Adobe announced Tuesday that its AI assistant for Photoshop will be available in beta for users on the web and in its mobile apps. The company is also adding new AI-powered image editing capabilities to Firefly, its media generation and editing tool.
The creative tools company first announced an AI assistant for Photoshop at its MAX event in October. The feature, now rolling out to users, can help them remove objects or people from images, change colors or adjust lighting via prompts. Users can also use natural language to instruct the AI assistant to add a soft glow, crop to a specific size, enhance shadows, or transform the background to give your image a different look.
Adobe said that paid users of Photoshop can create an unlimited number of generations with the AI Assistant through April 9, and that free users will get 20 generations to start.
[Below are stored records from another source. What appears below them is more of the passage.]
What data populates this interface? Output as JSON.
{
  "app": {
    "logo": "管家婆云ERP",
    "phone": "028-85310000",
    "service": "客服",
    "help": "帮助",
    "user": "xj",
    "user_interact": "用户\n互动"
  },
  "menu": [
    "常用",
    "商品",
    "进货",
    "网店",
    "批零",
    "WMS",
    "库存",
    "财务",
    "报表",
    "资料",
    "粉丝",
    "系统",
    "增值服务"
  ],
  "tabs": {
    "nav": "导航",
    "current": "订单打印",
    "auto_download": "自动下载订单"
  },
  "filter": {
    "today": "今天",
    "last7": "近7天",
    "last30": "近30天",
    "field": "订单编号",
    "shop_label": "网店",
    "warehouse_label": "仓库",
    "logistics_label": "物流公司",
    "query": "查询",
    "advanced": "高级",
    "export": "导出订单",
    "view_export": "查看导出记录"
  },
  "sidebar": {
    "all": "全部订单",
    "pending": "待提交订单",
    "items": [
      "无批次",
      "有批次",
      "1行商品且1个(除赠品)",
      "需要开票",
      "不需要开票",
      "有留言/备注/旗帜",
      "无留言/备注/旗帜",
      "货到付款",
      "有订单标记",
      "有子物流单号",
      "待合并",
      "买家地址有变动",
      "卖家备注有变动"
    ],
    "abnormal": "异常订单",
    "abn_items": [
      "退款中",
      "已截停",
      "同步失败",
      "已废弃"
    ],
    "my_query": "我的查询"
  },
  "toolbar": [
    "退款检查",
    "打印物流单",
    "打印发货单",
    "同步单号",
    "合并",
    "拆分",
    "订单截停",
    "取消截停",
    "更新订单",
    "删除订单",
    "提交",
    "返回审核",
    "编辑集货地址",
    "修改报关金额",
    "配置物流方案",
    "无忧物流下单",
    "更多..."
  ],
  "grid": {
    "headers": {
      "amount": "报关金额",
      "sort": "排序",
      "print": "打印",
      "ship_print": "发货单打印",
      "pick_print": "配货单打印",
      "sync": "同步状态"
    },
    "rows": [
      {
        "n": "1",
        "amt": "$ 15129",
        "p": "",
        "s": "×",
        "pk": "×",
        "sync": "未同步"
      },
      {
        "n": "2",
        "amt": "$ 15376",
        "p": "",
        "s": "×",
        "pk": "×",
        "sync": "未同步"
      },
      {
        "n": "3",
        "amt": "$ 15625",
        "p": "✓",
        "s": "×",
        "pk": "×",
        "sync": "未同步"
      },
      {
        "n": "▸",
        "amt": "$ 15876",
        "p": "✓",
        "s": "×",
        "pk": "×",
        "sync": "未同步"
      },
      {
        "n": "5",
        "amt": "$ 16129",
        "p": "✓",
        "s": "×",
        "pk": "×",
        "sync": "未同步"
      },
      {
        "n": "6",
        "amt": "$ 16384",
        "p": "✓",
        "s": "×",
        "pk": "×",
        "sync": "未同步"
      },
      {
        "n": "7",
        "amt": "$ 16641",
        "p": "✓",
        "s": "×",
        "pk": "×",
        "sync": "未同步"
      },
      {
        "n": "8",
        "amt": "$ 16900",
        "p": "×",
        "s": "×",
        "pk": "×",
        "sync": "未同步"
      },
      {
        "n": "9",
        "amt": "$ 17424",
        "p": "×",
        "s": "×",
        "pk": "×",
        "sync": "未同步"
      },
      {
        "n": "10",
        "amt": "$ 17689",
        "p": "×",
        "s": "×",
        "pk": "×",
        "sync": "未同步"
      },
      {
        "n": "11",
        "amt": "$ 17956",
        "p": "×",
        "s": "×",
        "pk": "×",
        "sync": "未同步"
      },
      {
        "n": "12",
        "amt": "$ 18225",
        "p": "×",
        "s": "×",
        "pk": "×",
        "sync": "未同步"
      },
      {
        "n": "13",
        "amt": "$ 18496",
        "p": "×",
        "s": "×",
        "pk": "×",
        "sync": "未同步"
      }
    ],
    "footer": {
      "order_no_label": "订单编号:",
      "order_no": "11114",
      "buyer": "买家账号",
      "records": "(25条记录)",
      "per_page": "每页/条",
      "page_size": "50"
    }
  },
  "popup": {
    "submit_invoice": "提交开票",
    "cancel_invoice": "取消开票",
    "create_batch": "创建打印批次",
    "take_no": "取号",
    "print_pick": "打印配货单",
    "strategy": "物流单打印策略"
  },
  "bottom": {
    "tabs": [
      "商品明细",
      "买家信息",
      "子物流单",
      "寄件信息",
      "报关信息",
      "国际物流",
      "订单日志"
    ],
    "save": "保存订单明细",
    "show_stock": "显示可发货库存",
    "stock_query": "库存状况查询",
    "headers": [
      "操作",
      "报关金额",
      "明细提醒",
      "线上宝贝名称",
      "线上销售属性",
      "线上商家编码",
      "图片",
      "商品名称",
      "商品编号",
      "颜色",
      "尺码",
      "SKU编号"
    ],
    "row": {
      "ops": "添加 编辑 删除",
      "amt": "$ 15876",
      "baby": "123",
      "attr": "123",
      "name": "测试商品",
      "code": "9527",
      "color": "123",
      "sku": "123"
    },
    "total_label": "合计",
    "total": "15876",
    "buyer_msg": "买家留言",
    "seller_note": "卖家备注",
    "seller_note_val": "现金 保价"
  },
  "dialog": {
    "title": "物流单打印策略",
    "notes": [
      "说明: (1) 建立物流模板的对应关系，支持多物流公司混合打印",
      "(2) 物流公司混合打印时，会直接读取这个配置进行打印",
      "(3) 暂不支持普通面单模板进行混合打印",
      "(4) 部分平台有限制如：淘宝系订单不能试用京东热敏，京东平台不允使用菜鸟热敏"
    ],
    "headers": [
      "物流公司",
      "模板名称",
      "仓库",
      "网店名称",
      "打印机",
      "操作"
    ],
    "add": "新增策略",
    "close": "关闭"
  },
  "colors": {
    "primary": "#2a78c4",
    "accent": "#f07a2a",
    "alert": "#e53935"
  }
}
Additionally, the company is adding a new feature called AI markup in the public beta, which will allow people to draw marks on the screen and use the AI assistant to transform those objects. For example, you can draw a flower or highlight an object that you want to delete to change the background.
Additionally, Adobe is adding new image editing tools to its Firefly media creation tool. Firefly gets Genative Fill, which has been in Photoshop for a few years, for replacing or adding objects and adjusting the background accordingly.
Firefly also gets a generative deletion feature for removing objects, generative expansion for increasing image size using AI, and generative upscaling features. Additionally, the company is adding a one-click tool to remove the background from images.
The company said in February that it did allowing unlimited generations for Firefly subscribers to encourage more usage. Over time, it has also added more than 25 third-party video and image generation models, including Google’s Nano Banana 2, OpenAI’s Image Generation, Runway’s Gen-4.5, and Black Forest Labs’ Flux.2 Pro.